Standing Stone: OS Grid Reference – SE 0080 3261
Whether coming from Hebden Bridge or Oxenhope: at the very top of the long uphill road, at the very top where a small radio station sits by the roadside (the views from here are effing superb!) – stop! On the opposite side of the road from the radio station, get over the fence (I think there’s a gate nearby) and walk roughly westwards down the gently inclining grassland slope. Keep westward-ish for about 200 yards (if that) and you’re damn close!
Archaeology & History
Rediscovered in January 2002, this is a very curious stone, over a metre in height, isolated on the southern edge of Roms Hill, close to the folklore-sounding Halfpenny Hole Clough, near the very top of the hill between Hebden Bridge and Oxenhope. The base of the stone is almost wedged into a space between two rocks and its positioning here seems quite deliberate. It stands upon a small geological ridge in the ground that stretches for some distance, east and west, either side of here.

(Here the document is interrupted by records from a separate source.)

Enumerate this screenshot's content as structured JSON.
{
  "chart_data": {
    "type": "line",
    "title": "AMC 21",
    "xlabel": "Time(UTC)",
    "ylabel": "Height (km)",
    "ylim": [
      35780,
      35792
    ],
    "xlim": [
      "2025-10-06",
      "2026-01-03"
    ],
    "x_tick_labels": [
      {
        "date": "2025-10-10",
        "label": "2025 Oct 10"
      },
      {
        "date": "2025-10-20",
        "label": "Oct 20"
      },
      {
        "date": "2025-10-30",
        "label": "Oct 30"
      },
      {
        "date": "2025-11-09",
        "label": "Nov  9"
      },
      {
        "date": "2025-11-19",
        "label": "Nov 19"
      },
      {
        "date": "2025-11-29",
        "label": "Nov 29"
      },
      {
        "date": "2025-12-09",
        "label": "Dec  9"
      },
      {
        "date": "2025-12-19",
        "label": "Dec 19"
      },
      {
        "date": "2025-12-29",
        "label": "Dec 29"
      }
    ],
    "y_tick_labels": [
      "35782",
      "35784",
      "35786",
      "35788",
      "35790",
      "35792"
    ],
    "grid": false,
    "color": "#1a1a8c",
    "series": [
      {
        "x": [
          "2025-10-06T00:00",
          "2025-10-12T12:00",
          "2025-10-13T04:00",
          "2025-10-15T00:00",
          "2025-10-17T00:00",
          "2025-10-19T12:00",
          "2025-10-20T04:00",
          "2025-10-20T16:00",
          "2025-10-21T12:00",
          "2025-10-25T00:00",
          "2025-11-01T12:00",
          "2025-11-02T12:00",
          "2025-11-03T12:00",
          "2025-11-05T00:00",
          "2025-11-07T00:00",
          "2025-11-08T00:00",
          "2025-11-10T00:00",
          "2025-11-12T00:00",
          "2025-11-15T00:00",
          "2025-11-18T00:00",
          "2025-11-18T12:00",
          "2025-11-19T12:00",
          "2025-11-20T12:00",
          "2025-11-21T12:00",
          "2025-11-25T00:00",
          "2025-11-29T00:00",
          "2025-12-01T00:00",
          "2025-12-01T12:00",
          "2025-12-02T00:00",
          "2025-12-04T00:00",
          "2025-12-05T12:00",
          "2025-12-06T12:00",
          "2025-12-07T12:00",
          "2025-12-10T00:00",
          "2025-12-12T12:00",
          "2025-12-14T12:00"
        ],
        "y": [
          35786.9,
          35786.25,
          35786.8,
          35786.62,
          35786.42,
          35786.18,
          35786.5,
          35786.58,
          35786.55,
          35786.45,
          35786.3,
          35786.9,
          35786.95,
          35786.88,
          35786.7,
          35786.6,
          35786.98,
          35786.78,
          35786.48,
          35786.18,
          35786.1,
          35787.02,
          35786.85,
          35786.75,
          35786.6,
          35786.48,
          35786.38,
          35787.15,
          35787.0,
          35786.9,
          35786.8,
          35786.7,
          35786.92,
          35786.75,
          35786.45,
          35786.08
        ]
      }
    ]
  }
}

Despite this, it seems unlikely to have an authentic prehistoric pedigree, but as there’s little else been said of the stone (apart from Dave Shepherd’s (2003) article on local megalithic remains, many of which are highly dubious as archaeological remains), it deserves a mention here. It’s not recorded in any of the old boundary records — unlike the upright boundary stone that can be found a few hundred yards northwest of here on the same moorland plain.
The land here has an etymological relationship with the Roms Law (or Grubstones) Circle on Rombald’s Moor, but as yet we can ascertain little more about this site. Well worth a visit — if only for the superb views it affords!
References:
- Shepherd, David, “Prehistoric Activity in the Central Pennines,” in Transactions of the Halifax Antiquarian Society, volume 11 New Series, 2003.